Bruno Pereira e Dom Phillips desapareceram enquanto faziam pesquisa sobre tribos isoladas
 Evaristo Sa/Getty Images

Chamar a postura de Bolsonaro de cúmplice ou permissiva com essas atividades ilegais ainda é pouco. Trata-se, isto sim, de uma ação consciente que beneficia um circuito econômico que dilacera a floresta, envenena os rios e adoece, mata e coloca em risco de extinção etnias inteiras e os demais povos que vivem da natureza, dela obtendo as fontes do bem-viver.

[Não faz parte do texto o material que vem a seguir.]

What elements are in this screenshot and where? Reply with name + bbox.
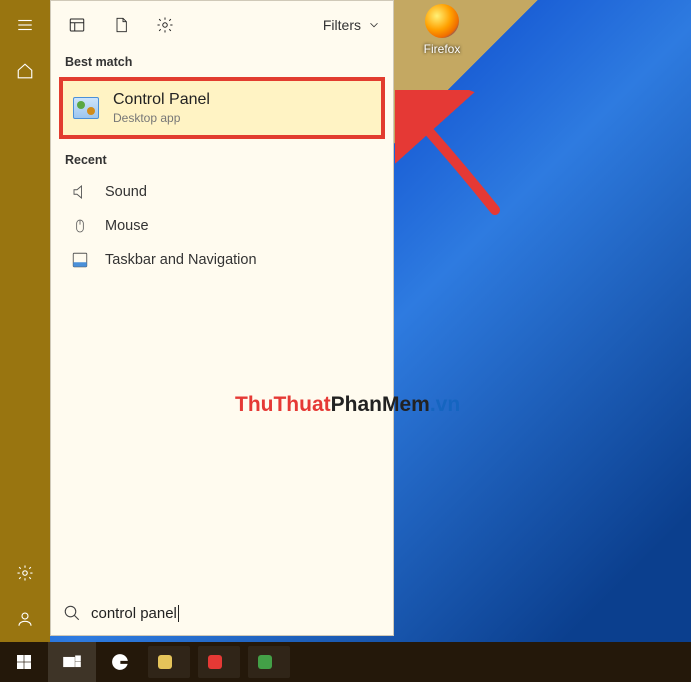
home-button[interactable] [0,48,50,94]
search-icon [63,604,81,622]
recent-item-mouse[interactable]: Mouse [51,209,393,243]
firefox-icon [425,4,459,38]
recent-item-label: Sound [105,184,147,200]
start-rail [0,0,50,642]
taskbar-item[interactable] [148,646,190,678]
search-panel: Filters Best match Control Panel Desktop… [50,0,394,636]
panel-toolbar: Filters [51,1,393,49]
search-input[interactable]: control panel [51,591,393,635]
account-button[interactable] [0,596,50,642]
chevron-down-icon [367,18,381,32]
filters-label: Filters [323,17,361,33]
document-icon[interactable] [101,1,141,49]
mouse-icon [71,217,89,235]
search-text: control panel [91,605,179,622]
recent-item-label: Mouse [105,218,149,234]
recent-item-label: Taskbar and Navigation [105,252,257,268]
control-panel-icon [73,97,99,119]
recent-item-taskbar[interactable]: Taskbar and Navigation [51,243,393,277]
edge-button[interactable] [96,642,144,682]
speaker-icon [71,183,89,201]
section-best-match: Best match [51,49,393,77]
result-subtitle: Desktop app [113,111,210,125]
result-title: Control Panel [113,91,210,109]
section-recent: Recent [51,147,393,175]
gear-icon[interactable] [145,1,185,49]
taskbar [0,642,691,682]
recent-item-sound[interactable]: Sound [51,175,393,209]
taskbar-icon [71,251,89,269]
settings-button[interactable] [0,550,50,596]
taskview-button[interactable] [48,642,96,682]
watermark: ThuThuatPhanMem.vn [235,393,460,417]
taskbar-item[interactable] [198,646,240,678]
result-control-panel[interactable]: Control Panel Desktop app [59,77,385,139]
apps-icon[interactable] [57,1,97,49]
desktop-icon-firefox[interactable]: Firefox [407,4,477,56]
hamburger-button[interactable] [0,2,50,48]
filters-dropdown[interactable]: Filters [323,17,381,33]
start-button[interactable] [0,642,48,682]
taskbar-item[interactable] [248,646,290,678]
desktop-icon-label: Firefox [407,42,477,56]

Não, Bolsonaro é muito mais que cúmplice. Ele é parte de uma máquina assassina quando fornece, por atos e omissões, o discurso que esses grupos precisam para avançar em seus planos de devastação. Afinal, foi ele que prometeu, se eleito, não “demarcar um centímetro sequer de terras indígenas”. Foi ele também que prometeu combater o chamado “ativismo ambiental”, e que acabaria com a Funai e com a tal “fabrica de multas do Ibama”, para que a boiada dos predadores da floresta pudesse passar livremente. E, por fim, foi ordem dele, cumprida bovinamente pelo ex-ministro da (in)Justiça Sérgio Moro, para que demitisse, em outubro de 2019, Bruno Pereira do cargo de coordenador da Funai para Indígenas Isolados ou com pouco contato, depois que Bruno comandou uma megaoperação contra o garimpo ilegal no vale do Javari, isso incomodou os ruralistas amigos íntimos e que dão sustentação ao governo Bolsonaro. A demissão de Bruno foi a senha para que, dois anos depois, os criminosos se sentissem autorizados a atentar contra a vida desse servidor público exemplar, com décadas de contribuição à causa indigenista, e contra seu parceiro de jornada, o jornalista britânico Dom Phillips, um apaixonado pela Amazônia e pelo Brasil.

Mas o governo Bolsonaro não para por ai, através da Funai este governo racista tenta impedi a participação voluntaria dos indígenas na procura pelas vitimas, como denunciou em live na noite de ontem (13), o advogado indígena Eliésio Marubo que é procurador jurídico da União dos povos indígenas do Vale Javari “que a Funai tem impedido sim, o nosso trabalho de realizações das atividades de representação do nosso coletivo” nas buscas pelo amigo Bruno e amigo dele Dom. É por isso que eu acuso o presidente do Brasil pelo sumiço de Bruno e Dom. A culpa é do Bolsonaro!

Liderança indígena acusa a Funai de impedir a participação nas investigações

Na trilha da violência

Nada acontece aqui por acaso. Desde os tempos da invasão colonial, há mais de 522 anos, houve uma intencionalidade destrutiva. Ocupar sempre significou massacrar, subjugar e exterminar. Nunca houve uma integração legítima deste vasto território a algum verdadeiro projeto de nação. Pouco importa se chegam em caravelas ou em modernos jatos. Se ostentam a bandeira da cruz ou os cifrões de bilhões de dólares. Aqui, infelizmente, os representantes da força bruta impuseram a opção do saque e da violência como método.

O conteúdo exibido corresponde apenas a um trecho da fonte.